The preparations for the board meeting in June were even more challenging, exacerbated by the difficulties of securing interpretation in a virtual setting and dealing with a contentious draft resolution on Iran. Until the very last week, there were different opinions on whether the meeting should be held virtually, physically or a combination of the two. Austria had relaxed its rules and now allowed gatherings of up to 100 people, and UN staff in Vienna had gradually begun to return to work. Despite this, the Board was split between those who did not want to risk meeting in person and those who preferred to discuss sensitive issues in a meeting room. In the end, the Swedish chairmanship succeeded in brokering an agreement between the E3 (France, Germany and the UK) and Russia to hold the meeting virtually, but that the Board would meet in person in the event of disagreement on the Iran resolution.

In September, the last board meeting under Swedish leadership will be held in the IAEA’s largest meeting room, where the annual General Conference will also take place the following week. Austria now allows gatherings of up to 500 people, but the number of delegates will still be restricted to ensure social distancing in the room.

Sweden’s profile with regard to its national priorities had already been raised in the spring of 2019 through the attendance of Crown Princess Victoria and Margot Wallström at the IAEA summit on the 2030 Agenda. During 2019 and 2020, Sweden has provided targeted financial contributions to some of the IAEA’s operations. These include efforts to combat cancer forms that affect women, a study on how plasticisers are spread in the marine environment and a survey of groundwater resources in the Sahel region. Sweden also contributed to a new project to give developing Member States access to nuclear-derived technology for diagnosing COVID-19.
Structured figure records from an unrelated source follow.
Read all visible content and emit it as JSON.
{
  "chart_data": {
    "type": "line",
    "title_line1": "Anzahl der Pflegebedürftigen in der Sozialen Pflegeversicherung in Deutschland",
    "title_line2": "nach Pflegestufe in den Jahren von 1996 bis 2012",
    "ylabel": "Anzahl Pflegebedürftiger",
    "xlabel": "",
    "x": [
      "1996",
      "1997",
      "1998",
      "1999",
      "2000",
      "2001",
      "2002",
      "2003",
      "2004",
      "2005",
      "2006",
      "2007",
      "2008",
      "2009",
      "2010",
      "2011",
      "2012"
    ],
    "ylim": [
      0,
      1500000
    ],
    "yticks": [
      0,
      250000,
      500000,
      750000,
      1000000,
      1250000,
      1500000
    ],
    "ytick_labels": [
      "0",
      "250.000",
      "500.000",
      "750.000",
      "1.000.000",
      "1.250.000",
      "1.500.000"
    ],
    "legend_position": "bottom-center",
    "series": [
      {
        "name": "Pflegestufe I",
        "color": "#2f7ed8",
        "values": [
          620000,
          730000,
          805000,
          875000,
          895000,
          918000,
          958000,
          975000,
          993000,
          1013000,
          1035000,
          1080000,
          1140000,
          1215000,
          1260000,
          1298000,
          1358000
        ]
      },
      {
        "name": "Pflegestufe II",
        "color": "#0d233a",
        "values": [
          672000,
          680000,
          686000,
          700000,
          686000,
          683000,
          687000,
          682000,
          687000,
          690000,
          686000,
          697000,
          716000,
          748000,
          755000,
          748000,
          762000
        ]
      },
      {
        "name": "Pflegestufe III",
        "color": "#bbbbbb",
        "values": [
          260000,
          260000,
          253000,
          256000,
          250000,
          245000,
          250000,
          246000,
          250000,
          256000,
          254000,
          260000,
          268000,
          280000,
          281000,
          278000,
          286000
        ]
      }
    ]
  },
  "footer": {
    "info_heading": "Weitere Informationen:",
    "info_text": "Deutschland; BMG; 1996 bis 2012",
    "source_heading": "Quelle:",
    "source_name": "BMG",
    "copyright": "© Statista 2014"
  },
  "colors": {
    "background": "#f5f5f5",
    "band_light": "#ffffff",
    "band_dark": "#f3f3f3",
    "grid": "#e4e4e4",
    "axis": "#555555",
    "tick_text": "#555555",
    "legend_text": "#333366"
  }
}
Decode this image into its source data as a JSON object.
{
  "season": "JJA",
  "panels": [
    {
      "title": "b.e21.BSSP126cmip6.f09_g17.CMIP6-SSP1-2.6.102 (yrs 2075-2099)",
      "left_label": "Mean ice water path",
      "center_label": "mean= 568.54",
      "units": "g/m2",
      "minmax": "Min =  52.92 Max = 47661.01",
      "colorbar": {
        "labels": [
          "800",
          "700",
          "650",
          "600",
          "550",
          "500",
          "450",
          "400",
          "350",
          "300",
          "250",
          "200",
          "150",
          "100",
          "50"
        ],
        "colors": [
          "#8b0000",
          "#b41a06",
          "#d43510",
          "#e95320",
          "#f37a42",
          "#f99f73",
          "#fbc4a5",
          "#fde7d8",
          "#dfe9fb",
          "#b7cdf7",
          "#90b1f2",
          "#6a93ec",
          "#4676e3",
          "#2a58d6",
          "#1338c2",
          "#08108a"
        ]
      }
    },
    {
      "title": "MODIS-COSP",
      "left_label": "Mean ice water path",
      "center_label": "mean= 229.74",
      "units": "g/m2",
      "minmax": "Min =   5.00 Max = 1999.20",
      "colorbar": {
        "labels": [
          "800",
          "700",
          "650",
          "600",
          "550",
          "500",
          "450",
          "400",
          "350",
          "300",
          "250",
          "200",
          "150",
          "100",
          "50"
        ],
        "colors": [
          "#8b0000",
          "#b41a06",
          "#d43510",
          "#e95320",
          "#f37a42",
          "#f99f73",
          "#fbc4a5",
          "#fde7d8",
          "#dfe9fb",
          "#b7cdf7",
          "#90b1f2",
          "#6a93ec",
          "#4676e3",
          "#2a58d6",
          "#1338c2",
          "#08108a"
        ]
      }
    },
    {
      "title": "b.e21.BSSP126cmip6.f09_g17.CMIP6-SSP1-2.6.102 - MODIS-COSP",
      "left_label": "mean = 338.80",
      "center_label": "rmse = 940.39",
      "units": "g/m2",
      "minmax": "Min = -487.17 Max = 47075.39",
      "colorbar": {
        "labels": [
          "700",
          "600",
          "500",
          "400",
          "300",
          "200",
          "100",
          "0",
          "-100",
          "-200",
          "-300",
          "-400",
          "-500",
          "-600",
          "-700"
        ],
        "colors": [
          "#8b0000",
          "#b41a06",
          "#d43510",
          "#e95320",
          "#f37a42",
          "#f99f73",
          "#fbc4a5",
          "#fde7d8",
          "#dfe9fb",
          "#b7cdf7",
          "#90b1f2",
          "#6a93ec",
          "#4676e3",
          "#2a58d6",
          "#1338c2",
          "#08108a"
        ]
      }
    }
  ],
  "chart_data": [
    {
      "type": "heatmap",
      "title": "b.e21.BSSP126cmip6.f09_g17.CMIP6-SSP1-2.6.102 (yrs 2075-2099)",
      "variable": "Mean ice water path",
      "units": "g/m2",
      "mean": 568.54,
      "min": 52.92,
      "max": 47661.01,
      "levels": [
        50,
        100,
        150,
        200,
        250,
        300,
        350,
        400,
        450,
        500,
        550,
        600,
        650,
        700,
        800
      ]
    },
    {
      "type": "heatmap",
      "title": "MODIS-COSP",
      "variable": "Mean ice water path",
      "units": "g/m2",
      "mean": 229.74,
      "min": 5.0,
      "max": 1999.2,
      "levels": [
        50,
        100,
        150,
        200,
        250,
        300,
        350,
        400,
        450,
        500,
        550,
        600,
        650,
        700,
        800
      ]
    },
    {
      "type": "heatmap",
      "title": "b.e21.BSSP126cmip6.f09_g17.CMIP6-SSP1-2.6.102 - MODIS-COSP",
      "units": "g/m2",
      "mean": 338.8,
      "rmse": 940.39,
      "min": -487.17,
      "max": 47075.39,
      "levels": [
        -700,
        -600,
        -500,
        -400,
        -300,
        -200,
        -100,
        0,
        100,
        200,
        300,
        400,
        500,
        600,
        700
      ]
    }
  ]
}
Sweden’s visibility was further strengthened through the participation of Ann Linde at the IAEA General Conference in 2019 and Isabella Lövin at the IAEA Ministerial Conference on combating nuclear terrorism in February 2020. On 21 September, a virtual bilateral meeting took place between Rafael Grossi and Prime Minister Stefan Löfven.

As the chairmanship draws to an end, it is now time to summarise what has been achieved. Despite difficult challenges, the assignment has been carried out with success. The IAEA has been able to weather the COVID-19 storm well, with minimal restrictions in terms of political governance and daily operations. The organisation has a new Director General, who enjoys strong support among Member States, and a budget for 2021. At the same time, the chairmanship has strengthened Sweden’s reputation both as an effective and technically and diplomatically knowledgeable and credible multilateral actor and as a promoter of the 2030 Agenda and the non-proliferation of nuclear weapons.

 

Facts/The International Atomic Energy Agency (IAEA)

  • The International Atomic Energy Agency (IAEA) was formed in 1956 to promote the peaceful use of nuclear technology and prevent the proliferation of nuclear weapons.
  • In Sweden, the organisation is best known for its role in managing crises related to nuclear weapons in Iraq, North Korea and Iran, and for its Swedish Directors General (Sigvard Eklund and Hans Blix) who led the organisation from 1961 to 1997.
  • In 2005, the IAEA and its then Director General Mohamed ElBaradei received the Nobel Peace Prize “for their efforts to prevent nuclear energy from being used for military purposes and to ensure that nuclear energy for peaceful purposes is used in the safest possible way.”